Description will be made as to the operation of the flame detecting apparatus of the structure described above. It is assumed at first that the flame 5 is absent. The electrode 4 is supplied with a voltage having a frequency of 50 Hz or 60 Hz from the commercial A.C. power supply 1 through the capacitor 3. Because the flame 5 is assumed to be absent, the A.C. voltage makes appearance across the resistor 7 without the waveform thereof being modified. Through the smoothing circuit constituted by the resistors 8 and 9 and the capacitors 10 and 11, the A.C. component of the voltage appearing across the resistor 7 is eliminated, resulting in that no D.C. component appears across the capacitor 11. In this connection, it should be noted that the values of the resistors 15, 16, 17 and 18 of the resistor bridge circuit 12 are so selected that the potential applied to the negative or minus input terminal of the comparator 13 is higher than the potential applied to the positive or plus input terminal thereof. As the consequence, a low level signal is produced at the output terminal 14 of the comparator 13. This low level signal thus represents the absence of flame.
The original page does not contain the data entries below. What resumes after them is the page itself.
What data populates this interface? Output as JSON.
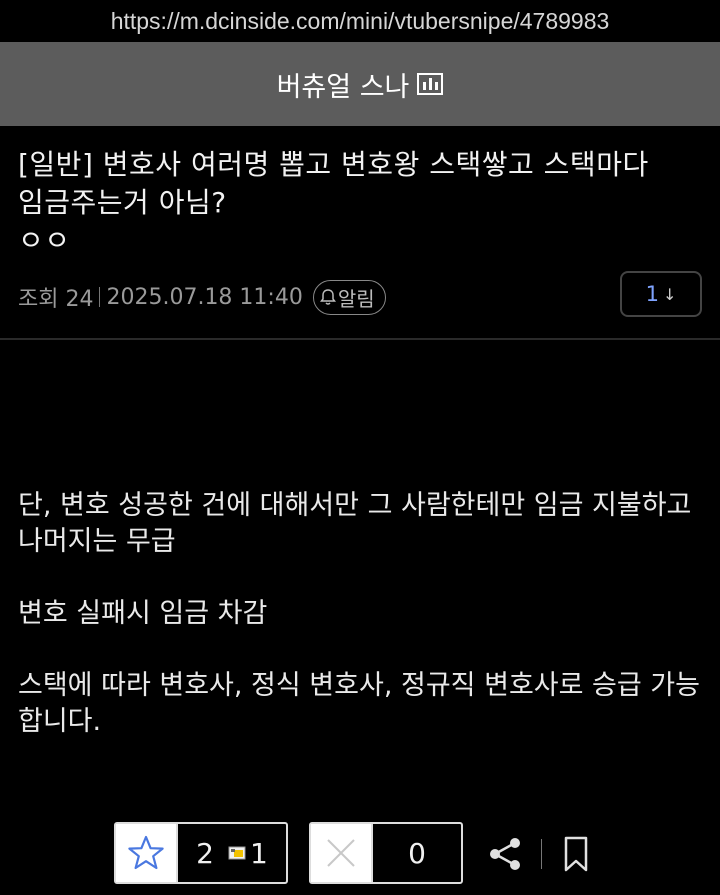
{
  "browser": {
    "url": "https://m.dcinside.com/mini/vtubersnipe/4789983"
  },
  "header": {
    "title": "버츄얼 스나"
  },
  "post": {
    "title_line1": "[일반] 변호사 여러명 뽑고 변호왕 스택쌓고 스택마다",
    "title_line2": "임금주는거 아님?",
    "title_line3": "ㅇㅇ",
    "views_label": "조회 24",
    "datetime": "2025.07.18 11:40",
    "alarm_label": "알림",
    "comment_count": "1",
    "comment_arrow": "↓",
    "body": [
      "단, 변호 성공한 건에 대해서만 그 사람한테만 임금 지불하고 나머지는 무급",
      "변호 실패시 임금 차감",
      "스택에 따라 변호사, 정식 변호사, 정규직 변호사로 승급 가능합니다."
    ]
  },
  "actions": {
    "recommend_count": "2",
    "fixed_recommend_count": "1",
    "nonrecommend_count": "0"
  },
  "icons": [
    "mini-gallery-icon",
    "bell-icon",
    "star-icon",
    "fixed-recommend-icon",
    "x-icon",
    "share-icon",
    "bookmark-icon"
  ],
  "colors": {
    "accent": "#7fa3ff",
    "header_bg": "#5c5c5c",
    "background": "#000000"
  }
}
Next, it is assumed that the flame 5 is present. In this case, the A.C. current supplied through the capacitor flows from the electrode 4 through the flame 5 and the burner 6 to the load resistor 7 as a rectified D.C. current due to the rectifying action of the flame 5. This D.C. current will be referred to as a detection current. As the consequence, there is produced a negative D.C. voltage component across the load resistor 7 in addition to the A.C. voltage component. When the voltage produced across the resistor 7 is smoothed by the smoothing circuit described above, a negative-going potential is produced across the capacitor 11 to lower the potential at the minus input terminal of the comparator 13. Thus, the potential at the minus input terminal of the comparator 13 is lowered below the potential at the positive or plus input terminal, so that the output signal appearing at the output terminal 14 of the comparator 13 is at a high level, representing the presence of the flame 5.